The Muslim Brotherhood’s official Twitter account dismissed protests around the country on Tuesday night. Activists and protesters in turn accused Ikhwanweb of bias.
In the first of a series of tweets, Ikhwanweb said “we support peaceful protests and strong opposition; low protester turnout today indicates lack of support among Egyptians unlike #Jan25.” This provoked a number of reactions including “it seems your TV sets are not working,” and “video evidence from Tahrir strongly circumvents your statement; comfortably 300,000 with more coming.”
Activist and Twitter user Omar Kamel said, “they were trying to twist the situation. These were desperate tweets.” He added, “It became clear that there were more people on the ground than when we kicked out Mubarak and they claim that there was low support; it was ridiculous.”

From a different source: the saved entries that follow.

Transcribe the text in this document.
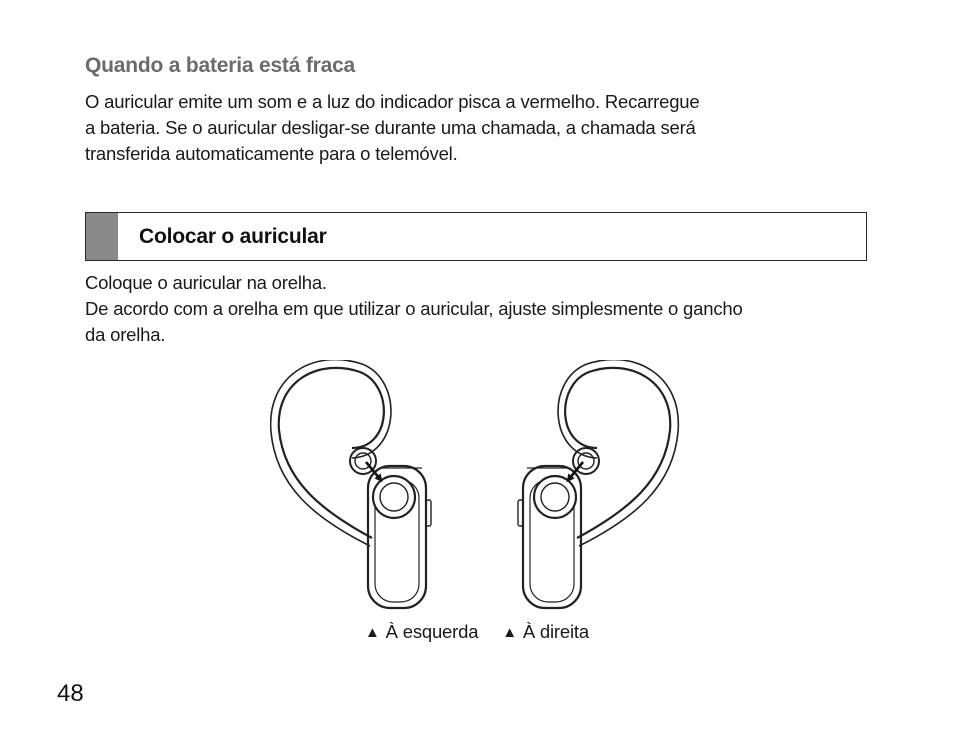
Quando a bateria está fraca

O auricular emite um som e a luz do indicador pisca a vermelho. Recarregue
a bateria. Se o auricular desligar-se durante uma chamada, a chamada será
transferida automaticamente para o telemóvel.

Colocar o auricular

Coloque o auricular na orelha.
De acordo com a orelha em que utilizar o auricular, ajuste simplesmente o gancho
da orelha.

▲ À esquerda ▲ À direita
48
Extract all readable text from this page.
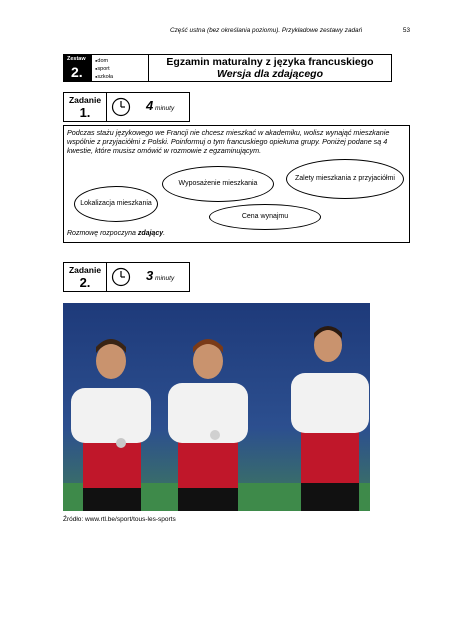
Część ustna (bez określania poziomu). Przykładowe zestawy zadań	53
Zestaw
2.
● dom
● sport
● szkoła
Egzamin maturalny z języka francuskiego
Wersja dla zdającego
Zadanie
1.	4 minuty
Podczas stażu językowego we Francji nie chcesz mieszkać w akademiku, wolisz wynająć mieszkanie wspólnie z przyjaciółmi z Polski. Poinformuj o tym francuskiego opiekuna grupy. Poniżej podane są 4 kwestie, które musisz omówić w rozmowie z egzaminującym.
Lokalizacja mieszkania
Wyposażenie mieszkania
Cena wynajmu
Zalety mieszkania z przyjaciółmi
Rozmowę rozpoczyna zdający.
Zadanie
2.	3 minuty
Źródło: www.rtl.be/sport/tous-les-sports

Kamel said the tweets “reminded me of the state media attitude towards the first million man march. They said there were several thousand when there were so many more.”
Ikhwanweb prompted more responses when it said “we respect the opposition right to protest, but it’s clear that political aspirations and ideological differences with Ikhwan is the spirit of Tahrir today.”
One Twitter user replied, “your talk is no different from what Mubarak said on 25 January about the protesters with agendas!”
One hour later Ikhwanweb posted, “when ordinary Egyptians across the nation see pro-Mubarak felols [remnants] protesting in Tahrir along with Islamist rivals, they know this isn’t 25 January.” The reference to pro-Mubarak supporters and the 25 January revolution only served to further incite the wrath of the Twitter community.
One tweeter responded, “we all know it’s not 25 January. It’s 27 November. It’s almost two years later and it’s not anti-Mubarak. It’s anti-dictator.”
Another replied, “aren’t you ashamed?”
Ikhwanweb were unavailable for comment.